To find the square root of \(0.023104\) using the long division method, we can follow these steps: ### Step 1: Pair the digits First, we will pair the digits of the number starting from the decimal point. We can write \(0.023104\) as \(0.02 | 31 | 04\). ### Step 2: Set up for long division We will set up for the long division method. The first pair is \(0\) (from the left of the decimal point). ### Step 3: Find the largest square The largest square less than or equal to \(0\) is \(0\). So, we write \(0\) above the line. \[ \begin{array}{r|l} 0 & 0.023104 \\ \hline 0 & 0 \\ \end{array} \] ### Step 4: Subtract and bring down the next pair Subtract \(0\) from \(0\) to get \(0\), and then bring down the next pair \(02\). ### Step 5: Find the next digit Now we have \(02\). The next digit is \(0\). We double the number above the line (which is \(0\)), giving us \(0\). We need to find a digit \(x\) such that \(0x \times x \leq 2\). The largest \(x\) is \(1\) because \(1 \times 1 = 1\). \[ \begin{array}{r|l} 0.1 & 0.023104 \\ \hline 0 & 0 \\ 1 & 1 \\ \end{array} \] ### Step 6: Subtract and bring down the next pair Subtract \(1\) from \(2\) to get \(1\), and bring down the next pair \(31\), making it \(131\). ### Step 7: Find the next digit Now we have \(131\). We double the number above the line (which is \(1\)), giving us \(2\). We need to find a digit \(y\) such that \(2y \times y \leq 131\).

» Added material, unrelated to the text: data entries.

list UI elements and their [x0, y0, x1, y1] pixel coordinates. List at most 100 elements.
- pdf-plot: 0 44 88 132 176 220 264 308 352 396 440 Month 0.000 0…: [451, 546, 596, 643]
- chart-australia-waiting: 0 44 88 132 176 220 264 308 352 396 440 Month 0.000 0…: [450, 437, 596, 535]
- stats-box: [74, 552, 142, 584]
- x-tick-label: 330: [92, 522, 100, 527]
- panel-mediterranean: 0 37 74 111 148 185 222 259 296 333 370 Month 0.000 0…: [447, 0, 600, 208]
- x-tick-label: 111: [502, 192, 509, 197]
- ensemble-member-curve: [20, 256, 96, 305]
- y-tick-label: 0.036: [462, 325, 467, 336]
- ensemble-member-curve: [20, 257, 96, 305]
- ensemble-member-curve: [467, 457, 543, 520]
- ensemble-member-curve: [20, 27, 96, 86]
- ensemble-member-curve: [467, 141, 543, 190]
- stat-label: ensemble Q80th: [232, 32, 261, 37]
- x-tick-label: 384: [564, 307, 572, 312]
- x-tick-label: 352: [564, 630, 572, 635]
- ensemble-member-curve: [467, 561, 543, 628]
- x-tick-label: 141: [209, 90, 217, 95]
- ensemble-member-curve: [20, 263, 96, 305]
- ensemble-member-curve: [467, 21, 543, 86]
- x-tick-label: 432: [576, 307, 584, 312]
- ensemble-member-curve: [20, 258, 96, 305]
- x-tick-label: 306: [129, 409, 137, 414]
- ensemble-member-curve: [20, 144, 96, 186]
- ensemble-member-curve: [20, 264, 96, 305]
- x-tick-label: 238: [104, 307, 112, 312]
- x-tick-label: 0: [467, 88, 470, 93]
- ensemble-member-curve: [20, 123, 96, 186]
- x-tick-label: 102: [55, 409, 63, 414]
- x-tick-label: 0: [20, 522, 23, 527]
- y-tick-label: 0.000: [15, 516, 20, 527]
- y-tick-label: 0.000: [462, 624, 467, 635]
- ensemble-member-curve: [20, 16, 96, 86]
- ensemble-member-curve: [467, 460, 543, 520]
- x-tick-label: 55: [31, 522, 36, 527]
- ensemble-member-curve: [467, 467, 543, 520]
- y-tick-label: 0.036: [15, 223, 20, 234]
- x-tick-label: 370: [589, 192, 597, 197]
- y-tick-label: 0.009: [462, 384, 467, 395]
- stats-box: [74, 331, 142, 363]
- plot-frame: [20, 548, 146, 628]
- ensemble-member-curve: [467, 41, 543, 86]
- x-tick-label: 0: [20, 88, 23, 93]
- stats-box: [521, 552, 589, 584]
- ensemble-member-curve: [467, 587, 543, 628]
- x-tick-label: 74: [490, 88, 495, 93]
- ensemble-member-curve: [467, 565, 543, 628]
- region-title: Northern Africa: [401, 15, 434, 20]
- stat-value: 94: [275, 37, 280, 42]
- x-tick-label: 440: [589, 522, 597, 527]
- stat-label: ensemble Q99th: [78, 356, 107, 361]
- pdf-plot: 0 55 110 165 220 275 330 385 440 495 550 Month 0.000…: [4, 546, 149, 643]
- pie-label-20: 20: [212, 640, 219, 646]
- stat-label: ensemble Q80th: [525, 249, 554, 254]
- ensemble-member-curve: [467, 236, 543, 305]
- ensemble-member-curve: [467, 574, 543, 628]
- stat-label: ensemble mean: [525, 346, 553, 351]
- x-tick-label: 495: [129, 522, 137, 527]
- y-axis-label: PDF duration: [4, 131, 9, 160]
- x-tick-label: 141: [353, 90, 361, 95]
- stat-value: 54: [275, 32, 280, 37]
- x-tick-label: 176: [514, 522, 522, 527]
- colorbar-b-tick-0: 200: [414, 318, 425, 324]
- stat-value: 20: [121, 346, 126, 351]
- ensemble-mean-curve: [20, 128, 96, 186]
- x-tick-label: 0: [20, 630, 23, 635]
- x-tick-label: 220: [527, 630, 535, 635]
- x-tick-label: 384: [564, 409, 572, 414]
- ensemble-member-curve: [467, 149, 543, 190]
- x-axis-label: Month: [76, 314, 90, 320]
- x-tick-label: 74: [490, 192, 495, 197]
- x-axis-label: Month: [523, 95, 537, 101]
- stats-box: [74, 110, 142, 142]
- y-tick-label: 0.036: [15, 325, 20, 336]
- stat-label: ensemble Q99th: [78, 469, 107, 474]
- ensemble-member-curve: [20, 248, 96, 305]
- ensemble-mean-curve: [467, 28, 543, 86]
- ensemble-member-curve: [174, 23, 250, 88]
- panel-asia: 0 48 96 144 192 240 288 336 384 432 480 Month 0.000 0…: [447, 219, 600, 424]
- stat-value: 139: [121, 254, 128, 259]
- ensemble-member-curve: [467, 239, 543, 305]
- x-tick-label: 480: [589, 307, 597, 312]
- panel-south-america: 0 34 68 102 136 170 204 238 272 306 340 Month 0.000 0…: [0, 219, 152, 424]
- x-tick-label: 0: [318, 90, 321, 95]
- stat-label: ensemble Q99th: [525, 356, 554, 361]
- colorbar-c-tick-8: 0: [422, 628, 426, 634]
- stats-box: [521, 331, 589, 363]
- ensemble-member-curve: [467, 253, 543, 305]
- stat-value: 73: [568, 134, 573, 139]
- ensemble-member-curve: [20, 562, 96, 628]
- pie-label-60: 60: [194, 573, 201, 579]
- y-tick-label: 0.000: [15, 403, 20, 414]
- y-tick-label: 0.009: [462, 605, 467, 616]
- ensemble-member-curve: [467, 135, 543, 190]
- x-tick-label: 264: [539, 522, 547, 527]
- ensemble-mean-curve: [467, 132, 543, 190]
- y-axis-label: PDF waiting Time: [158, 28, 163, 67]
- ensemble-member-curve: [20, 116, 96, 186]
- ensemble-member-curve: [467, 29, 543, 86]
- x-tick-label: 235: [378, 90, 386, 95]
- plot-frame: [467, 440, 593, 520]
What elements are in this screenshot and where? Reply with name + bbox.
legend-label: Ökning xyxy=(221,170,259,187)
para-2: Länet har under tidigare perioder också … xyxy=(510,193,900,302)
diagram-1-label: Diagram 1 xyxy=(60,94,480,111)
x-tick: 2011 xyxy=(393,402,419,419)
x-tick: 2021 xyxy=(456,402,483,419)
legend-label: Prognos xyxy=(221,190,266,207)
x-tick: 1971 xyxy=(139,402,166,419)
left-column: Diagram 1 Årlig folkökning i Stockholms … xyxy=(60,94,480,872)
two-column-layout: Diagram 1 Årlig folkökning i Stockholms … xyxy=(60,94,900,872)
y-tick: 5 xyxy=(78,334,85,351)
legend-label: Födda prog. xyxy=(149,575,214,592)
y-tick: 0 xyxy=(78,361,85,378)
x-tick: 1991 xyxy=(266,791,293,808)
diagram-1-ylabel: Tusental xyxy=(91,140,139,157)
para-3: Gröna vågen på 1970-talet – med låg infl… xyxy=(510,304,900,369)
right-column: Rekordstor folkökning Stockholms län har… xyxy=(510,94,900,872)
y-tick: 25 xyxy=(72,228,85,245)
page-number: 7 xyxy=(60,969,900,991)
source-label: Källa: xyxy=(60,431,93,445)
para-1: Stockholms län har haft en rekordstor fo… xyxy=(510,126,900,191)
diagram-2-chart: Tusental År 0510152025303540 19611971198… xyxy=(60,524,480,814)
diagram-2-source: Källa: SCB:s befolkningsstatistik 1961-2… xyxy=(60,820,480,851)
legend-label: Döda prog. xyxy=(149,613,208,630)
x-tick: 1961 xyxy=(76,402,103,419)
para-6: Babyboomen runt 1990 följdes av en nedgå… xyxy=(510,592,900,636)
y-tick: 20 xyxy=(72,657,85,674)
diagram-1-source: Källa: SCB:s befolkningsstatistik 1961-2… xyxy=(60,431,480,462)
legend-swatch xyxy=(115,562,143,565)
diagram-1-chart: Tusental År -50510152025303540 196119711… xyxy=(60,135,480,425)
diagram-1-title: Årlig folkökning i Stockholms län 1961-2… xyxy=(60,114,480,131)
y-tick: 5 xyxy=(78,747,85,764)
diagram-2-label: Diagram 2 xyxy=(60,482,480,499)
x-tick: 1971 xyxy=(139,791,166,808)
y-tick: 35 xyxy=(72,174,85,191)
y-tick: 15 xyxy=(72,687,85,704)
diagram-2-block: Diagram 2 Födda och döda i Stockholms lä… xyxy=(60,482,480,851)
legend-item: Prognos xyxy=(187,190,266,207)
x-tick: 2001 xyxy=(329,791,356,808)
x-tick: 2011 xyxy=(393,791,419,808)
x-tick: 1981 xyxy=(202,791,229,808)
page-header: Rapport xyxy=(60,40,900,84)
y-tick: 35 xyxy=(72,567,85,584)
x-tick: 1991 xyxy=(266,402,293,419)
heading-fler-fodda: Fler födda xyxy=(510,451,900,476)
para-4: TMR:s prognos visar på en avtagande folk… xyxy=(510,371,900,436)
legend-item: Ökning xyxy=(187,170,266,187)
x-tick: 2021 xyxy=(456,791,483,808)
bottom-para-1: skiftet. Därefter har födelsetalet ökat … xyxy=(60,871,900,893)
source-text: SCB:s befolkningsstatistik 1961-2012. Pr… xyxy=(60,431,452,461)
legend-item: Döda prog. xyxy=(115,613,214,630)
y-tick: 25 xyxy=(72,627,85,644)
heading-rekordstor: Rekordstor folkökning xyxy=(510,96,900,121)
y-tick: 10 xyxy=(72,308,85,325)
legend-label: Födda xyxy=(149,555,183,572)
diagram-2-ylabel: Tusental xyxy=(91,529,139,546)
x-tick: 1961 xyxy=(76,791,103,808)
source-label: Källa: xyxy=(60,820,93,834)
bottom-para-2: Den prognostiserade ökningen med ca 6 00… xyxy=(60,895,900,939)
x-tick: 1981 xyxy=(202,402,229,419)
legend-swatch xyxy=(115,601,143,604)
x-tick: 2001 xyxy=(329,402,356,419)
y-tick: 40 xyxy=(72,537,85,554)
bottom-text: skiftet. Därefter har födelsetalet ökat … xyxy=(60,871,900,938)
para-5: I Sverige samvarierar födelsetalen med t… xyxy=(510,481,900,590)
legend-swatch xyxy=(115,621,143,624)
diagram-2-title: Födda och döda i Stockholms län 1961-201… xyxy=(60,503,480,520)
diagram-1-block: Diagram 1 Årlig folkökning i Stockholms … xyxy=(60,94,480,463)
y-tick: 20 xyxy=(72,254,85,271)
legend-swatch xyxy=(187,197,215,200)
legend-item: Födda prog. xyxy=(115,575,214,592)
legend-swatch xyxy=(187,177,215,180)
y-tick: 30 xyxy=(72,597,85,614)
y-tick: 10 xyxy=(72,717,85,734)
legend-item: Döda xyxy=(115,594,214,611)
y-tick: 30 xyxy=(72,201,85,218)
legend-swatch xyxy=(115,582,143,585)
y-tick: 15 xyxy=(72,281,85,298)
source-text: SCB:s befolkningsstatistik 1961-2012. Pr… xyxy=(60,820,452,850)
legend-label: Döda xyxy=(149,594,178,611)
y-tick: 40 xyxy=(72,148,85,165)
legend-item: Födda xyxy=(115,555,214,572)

Testing \(y = 5\): \[ 25 \times 5 = 125 \quad (\text{which is less than } 131) \] So we write \(5\) above the line. \[ \begin{array}{r|l} 0.15 & 0.023104 \\ \hline 0 & 0 \\ 1 & 1 \\ 25 & 125 \\ \end{array} \] ### Step 8: Subtract and bring down the next pair Subtract \(125\) from \(131\) to get \(6\), and bring down the next pair \(04\), making it \(604\). ### Step 9: Find the next digit Now we have \(604\). We double the number above the line (which is \(15\)), giving us \(30\). We need to find a digit \(z\) such that \(30z \times z \leq 604\). Testing \(z = 2\): \[ 302 \times 2 = 604 \quad (\text{which is equal to } 604) \] So we write \(2\) above the line. \[ \begin{array}{r|l} 0.152 & 0.023104 \\ \hline 0 & 0 \\ 1 & 1 \\ 25 & 125 \\ 302 & 604 \\ \end{array} \] ### Final Result After completing the long division, we find that the square root of \(0.023104\) is \(0.152\).